May:
Just because your tumor isn't growing doesn't necessarily mean that it's not damaging your cranial nerves further. That may or may not be the case.
Of course, it's great that it's not getting bigger, because that would likely eventually increase your symptoms or cause new ones. But as Dr. Chang once told me (and as someone else noted in this thread regarding hearing in particular), the symptoms you have going in to treatment largely determine the type and severity of symptoms after treatment. By that measure, you don't want to put off treatment forever. Then again, in Sweden the doctors largely take the stance that one should wait until the patient is deaf before treating (and then they do surgery). There are no hard and fast rules, and it's a personal decision when to seek treatment.
The fact that you're having trigeminal-nerve involvement and symptoms at this point concern me. That's something I would not want to let progress.
As for one doctor saying your tumor's thickness has increased 20%, that's only 2.2 mm for an 11mm AN. Different doctors measure the same AN and get slightly different measurements, as each measurement is taken obliquely, or at an angle across the thickest part of the tumor. That plus the fact that an MRI's margin of error is around 2 mm can result in one doctor saying that the measurements are virtually unchanged while another -- taking his measurements literally vis-a-vis measurements made from a prior MRI -- says there's been a change.
In any case, 18 mm -- while still considered a medium-sized AN -- is getting large enough that it's probably at most a few millimeters away from your brain stem. Involvement of the trigeminal nerve would seem to support that theory, although one would have to see your MRI to conclude firmly that this is the case. If your doctors confirm this close proximity to your brain stem, you may not want to wait too much longer before getting treatment. Of course, watch-and-wait is also not unreasonable when you consider that most of your doctors say your AN has not grown in size.

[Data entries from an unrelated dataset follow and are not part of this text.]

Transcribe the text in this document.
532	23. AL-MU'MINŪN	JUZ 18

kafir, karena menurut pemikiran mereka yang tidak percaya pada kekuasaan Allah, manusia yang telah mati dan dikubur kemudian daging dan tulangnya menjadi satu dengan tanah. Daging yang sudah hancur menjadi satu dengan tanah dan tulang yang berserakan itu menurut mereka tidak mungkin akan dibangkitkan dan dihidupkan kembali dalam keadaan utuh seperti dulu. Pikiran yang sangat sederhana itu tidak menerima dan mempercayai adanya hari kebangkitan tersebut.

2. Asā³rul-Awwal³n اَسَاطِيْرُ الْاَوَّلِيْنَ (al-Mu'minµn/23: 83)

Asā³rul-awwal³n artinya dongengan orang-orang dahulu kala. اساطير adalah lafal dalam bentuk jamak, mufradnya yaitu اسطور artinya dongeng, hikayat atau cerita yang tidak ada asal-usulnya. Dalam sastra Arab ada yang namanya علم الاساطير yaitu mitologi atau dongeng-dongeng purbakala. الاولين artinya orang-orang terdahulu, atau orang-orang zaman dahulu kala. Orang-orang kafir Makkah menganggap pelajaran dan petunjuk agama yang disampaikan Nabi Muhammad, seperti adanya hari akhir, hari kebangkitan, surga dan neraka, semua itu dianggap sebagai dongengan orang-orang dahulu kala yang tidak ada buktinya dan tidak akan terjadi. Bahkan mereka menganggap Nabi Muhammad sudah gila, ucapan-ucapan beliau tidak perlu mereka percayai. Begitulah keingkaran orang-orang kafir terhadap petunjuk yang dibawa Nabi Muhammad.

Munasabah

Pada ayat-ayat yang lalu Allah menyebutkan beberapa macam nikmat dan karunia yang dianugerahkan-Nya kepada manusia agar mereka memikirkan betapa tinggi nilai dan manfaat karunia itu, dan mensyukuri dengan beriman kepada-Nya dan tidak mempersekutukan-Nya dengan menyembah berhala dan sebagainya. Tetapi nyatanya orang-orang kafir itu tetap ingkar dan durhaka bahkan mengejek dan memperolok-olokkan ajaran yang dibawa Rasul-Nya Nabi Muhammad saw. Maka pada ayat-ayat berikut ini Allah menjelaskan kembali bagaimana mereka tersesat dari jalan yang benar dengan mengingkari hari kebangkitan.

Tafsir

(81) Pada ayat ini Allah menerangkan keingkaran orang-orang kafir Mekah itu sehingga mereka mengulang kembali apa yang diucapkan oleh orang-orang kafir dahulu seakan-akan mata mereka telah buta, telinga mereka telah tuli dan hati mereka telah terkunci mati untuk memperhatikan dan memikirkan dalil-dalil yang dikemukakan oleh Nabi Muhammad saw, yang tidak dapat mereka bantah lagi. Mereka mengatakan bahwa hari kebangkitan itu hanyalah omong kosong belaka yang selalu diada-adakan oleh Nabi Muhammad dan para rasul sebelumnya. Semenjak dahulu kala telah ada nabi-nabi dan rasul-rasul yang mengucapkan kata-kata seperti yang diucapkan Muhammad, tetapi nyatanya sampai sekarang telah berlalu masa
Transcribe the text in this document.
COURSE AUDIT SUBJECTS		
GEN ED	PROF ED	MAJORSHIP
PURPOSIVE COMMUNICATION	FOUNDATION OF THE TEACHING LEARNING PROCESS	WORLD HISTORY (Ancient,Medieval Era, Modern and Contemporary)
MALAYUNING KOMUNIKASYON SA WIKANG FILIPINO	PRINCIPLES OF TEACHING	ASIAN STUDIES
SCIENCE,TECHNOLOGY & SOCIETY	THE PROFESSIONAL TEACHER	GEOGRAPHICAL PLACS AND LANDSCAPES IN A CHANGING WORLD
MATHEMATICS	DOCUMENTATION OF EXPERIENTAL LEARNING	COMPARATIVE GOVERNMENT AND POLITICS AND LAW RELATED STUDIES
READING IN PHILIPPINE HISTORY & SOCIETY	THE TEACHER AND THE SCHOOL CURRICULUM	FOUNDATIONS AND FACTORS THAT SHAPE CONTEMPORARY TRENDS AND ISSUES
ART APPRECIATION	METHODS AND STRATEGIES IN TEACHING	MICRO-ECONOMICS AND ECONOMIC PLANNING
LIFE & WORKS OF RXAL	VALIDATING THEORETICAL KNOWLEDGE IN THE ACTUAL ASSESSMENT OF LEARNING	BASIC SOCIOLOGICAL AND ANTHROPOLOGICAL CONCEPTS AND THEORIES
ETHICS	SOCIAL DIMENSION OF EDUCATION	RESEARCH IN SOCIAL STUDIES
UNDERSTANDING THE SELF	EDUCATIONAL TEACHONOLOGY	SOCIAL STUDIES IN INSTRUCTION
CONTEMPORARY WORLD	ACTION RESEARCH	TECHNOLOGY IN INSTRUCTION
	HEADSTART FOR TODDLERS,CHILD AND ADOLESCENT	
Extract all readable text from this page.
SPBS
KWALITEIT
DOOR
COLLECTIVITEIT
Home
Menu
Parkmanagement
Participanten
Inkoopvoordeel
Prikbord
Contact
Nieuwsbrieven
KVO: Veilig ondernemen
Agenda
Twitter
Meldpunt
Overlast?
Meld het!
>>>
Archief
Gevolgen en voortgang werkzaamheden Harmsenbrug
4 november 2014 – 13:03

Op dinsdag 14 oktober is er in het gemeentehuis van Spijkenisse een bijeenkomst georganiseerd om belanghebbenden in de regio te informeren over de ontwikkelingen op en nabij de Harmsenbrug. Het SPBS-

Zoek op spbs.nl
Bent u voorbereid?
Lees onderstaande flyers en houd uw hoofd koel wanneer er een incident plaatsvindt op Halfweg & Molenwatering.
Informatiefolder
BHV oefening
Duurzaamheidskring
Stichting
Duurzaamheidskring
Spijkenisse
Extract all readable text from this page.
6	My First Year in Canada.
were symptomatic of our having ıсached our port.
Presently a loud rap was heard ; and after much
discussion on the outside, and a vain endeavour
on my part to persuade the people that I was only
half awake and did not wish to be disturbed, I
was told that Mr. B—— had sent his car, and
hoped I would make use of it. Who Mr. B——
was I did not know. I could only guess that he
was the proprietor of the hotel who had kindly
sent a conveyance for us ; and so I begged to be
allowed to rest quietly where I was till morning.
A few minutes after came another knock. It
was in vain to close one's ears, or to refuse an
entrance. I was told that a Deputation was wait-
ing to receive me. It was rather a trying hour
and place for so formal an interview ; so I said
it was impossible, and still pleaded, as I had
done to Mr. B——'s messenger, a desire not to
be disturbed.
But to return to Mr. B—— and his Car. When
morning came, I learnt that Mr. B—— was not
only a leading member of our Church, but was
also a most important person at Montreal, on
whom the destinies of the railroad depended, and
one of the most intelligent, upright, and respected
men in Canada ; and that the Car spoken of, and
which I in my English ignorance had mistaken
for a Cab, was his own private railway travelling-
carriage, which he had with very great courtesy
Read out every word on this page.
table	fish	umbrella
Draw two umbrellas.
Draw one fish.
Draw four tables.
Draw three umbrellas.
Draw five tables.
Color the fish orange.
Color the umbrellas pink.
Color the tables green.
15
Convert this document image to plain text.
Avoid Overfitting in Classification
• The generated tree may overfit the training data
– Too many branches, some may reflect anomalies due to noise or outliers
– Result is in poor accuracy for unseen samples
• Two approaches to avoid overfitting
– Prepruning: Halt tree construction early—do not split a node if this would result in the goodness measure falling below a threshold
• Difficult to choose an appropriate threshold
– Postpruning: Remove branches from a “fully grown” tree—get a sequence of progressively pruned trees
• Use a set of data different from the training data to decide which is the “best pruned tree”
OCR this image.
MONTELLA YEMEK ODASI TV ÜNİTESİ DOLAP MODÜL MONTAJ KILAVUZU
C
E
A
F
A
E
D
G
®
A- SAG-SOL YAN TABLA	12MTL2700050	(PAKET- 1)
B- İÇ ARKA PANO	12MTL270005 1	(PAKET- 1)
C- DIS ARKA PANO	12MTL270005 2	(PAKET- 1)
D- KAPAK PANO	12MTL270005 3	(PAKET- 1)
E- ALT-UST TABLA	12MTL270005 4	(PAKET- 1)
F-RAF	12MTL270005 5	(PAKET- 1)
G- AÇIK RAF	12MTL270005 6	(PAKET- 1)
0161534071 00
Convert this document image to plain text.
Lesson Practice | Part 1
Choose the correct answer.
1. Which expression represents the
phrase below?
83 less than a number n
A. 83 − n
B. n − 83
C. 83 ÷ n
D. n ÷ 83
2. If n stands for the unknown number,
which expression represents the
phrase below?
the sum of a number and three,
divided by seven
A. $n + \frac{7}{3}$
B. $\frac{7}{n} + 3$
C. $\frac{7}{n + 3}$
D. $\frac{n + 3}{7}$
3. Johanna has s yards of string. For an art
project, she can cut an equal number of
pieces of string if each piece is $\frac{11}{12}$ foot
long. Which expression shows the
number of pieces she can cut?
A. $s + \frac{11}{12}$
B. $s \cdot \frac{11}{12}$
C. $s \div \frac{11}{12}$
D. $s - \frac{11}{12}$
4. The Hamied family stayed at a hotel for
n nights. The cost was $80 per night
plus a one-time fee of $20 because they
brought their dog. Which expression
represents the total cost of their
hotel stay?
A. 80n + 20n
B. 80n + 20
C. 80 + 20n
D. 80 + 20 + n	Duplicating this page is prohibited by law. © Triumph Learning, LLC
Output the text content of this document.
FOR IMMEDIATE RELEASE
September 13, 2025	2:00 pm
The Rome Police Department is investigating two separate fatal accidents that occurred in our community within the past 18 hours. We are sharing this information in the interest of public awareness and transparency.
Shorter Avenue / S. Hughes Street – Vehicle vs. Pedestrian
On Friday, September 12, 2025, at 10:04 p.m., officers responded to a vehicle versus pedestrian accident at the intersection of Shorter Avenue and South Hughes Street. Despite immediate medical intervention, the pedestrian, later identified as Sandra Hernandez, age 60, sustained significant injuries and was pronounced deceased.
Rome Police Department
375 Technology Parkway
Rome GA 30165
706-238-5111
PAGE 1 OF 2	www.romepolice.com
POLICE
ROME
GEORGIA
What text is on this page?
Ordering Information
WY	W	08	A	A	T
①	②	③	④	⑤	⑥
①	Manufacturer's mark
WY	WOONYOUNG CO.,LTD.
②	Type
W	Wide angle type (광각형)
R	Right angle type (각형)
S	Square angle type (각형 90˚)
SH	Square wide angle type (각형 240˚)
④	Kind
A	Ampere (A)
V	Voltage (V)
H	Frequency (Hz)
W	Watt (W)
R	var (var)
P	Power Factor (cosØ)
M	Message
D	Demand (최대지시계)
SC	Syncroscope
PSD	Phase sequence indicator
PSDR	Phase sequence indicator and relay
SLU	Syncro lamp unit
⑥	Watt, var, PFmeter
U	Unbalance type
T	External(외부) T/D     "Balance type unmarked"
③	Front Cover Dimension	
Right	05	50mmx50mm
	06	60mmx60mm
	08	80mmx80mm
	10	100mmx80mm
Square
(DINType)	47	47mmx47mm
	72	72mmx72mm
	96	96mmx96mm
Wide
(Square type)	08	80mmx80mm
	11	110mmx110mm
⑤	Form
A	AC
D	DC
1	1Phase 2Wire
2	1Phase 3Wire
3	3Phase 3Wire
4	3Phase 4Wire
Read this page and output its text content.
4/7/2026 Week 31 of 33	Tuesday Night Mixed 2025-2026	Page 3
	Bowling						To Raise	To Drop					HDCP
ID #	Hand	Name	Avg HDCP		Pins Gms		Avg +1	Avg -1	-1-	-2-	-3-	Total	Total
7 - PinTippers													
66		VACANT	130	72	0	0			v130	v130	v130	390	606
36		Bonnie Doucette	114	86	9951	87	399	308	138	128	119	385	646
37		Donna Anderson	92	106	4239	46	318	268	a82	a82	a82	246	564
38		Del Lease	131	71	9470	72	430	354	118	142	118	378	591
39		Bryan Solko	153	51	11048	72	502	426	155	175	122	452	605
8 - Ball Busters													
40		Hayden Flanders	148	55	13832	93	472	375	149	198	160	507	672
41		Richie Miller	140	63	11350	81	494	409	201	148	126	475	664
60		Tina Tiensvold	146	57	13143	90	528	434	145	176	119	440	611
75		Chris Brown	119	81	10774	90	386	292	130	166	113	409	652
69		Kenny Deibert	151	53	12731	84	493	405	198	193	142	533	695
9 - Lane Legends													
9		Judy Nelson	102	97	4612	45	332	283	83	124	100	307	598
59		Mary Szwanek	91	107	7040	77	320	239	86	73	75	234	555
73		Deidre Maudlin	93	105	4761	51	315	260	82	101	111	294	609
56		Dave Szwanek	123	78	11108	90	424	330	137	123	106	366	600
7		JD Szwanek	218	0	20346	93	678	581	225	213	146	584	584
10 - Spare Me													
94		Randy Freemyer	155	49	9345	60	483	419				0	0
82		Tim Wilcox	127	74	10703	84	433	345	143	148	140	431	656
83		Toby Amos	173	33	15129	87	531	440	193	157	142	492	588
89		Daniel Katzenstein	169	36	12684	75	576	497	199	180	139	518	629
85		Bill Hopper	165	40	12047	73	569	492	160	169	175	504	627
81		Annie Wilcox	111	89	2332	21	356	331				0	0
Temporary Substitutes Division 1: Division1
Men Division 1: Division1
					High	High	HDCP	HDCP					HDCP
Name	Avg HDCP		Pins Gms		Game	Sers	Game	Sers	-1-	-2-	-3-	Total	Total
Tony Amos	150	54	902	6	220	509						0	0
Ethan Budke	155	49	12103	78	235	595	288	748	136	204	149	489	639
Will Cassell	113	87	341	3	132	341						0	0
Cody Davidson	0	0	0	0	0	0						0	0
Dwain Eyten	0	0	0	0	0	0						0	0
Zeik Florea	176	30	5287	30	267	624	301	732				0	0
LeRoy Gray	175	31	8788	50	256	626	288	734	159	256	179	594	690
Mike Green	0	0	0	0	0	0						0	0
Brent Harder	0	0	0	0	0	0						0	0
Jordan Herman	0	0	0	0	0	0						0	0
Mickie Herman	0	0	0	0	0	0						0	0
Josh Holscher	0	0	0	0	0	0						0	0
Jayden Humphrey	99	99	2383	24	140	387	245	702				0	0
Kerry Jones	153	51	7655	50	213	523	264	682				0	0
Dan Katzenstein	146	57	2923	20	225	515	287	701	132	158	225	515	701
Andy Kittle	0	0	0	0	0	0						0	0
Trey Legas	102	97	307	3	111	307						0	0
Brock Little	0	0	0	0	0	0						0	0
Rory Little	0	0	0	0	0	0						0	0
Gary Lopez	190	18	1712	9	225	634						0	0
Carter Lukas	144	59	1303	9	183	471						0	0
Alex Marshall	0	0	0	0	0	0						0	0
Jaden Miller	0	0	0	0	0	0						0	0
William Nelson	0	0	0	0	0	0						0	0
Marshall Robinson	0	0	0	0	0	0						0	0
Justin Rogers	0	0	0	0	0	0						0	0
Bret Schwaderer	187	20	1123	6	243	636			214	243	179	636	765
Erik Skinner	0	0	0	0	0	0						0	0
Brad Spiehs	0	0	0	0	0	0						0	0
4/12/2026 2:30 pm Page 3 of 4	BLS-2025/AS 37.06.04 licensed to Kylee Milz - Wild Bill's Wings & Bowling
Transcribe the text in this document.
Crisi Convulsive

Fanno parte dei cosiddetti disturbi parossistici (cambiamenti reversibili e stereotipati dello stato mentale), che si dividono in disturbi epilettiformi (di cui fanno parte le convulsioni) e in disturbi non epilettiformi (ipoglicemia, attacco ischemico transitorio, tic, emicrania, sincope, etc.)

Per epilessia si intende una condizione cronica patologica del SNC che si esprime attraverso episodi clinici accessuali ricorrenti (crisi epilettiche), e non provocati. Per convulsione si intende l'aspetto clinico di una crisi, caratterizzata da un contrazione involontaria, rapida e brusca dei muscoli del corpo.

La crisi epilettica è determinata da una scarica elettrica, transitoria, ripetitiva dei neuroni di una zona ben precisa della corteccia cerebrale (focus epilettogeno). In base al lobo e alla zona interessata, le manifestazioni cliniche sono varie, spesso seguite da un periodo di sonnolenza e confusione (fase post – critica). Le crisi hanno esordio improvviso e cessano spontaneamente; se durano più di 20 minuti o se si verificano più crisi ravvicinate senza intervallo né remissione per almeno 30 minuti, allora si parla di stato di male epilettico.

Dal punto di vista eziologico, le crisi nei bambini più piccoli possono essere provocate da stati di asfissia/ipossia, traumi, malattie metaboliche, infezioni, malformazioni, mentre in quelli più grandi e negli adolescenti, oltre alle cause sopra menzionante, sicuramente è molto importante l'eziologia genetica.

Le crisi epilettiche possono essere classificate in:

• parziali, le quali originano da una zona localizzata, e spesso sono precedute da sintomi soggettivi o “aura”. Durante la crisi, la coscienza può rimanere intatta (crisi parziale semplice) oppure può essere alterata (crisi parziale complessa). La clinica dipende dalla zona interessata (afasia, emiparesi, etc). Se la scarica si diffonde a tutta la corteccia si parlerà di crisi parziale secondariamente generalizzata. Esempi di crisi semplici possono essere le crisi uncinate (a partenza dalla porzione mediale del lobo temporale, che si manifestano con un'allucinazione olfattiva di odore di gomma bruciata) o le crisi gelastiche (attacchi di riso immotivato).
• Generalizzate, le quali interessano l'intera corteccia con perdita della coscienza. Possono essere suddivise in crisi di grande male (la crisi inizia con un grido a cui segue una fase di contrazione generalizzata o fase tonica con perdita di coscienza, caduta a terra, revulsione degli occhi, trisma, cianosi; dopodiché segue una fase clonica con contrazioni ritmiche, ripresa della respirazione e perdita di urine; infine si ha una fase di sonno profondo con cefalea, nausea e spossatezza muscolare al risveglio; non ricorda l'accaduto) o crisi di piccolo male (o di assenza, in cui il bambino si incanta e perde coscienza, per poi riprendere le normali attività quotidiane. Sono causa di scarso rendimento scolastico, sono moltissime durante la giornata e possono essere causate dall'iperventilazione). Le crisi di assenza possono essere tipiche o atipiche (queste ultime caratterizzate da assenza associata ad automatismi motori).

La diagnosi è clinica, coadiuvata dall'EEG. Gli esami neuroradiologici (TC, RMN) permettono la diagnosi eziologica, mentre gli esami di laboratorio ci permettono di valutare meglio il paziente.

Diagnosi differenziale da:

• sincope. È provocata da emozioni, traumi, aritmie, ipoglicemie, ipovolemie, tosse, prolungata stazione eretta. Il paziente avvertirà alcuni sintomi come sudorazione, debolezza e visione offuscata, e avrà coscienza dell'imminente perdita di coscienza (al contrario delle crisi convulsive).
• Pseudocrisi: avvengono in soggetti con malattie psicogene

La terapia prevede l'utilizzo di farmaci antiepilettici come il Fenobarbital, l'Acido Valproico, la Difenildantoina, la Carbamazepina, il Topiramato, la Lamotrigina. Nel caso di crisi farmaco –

Steve, you're right, of course, that speech recognition can worsen independently of any change (or not) in speech threshold. I was only trying to point out that the two metrics don't always trend together. In my case, my speech threshold and hearing in one frequency band both worsened 15 dB since getting CK, yet my speech recognition did not (and is still 100%). That doesn't keep me from saying "what?" all the time when people speak too low or in noisy environments.
I think my results are due to my not presently hearing any distortion.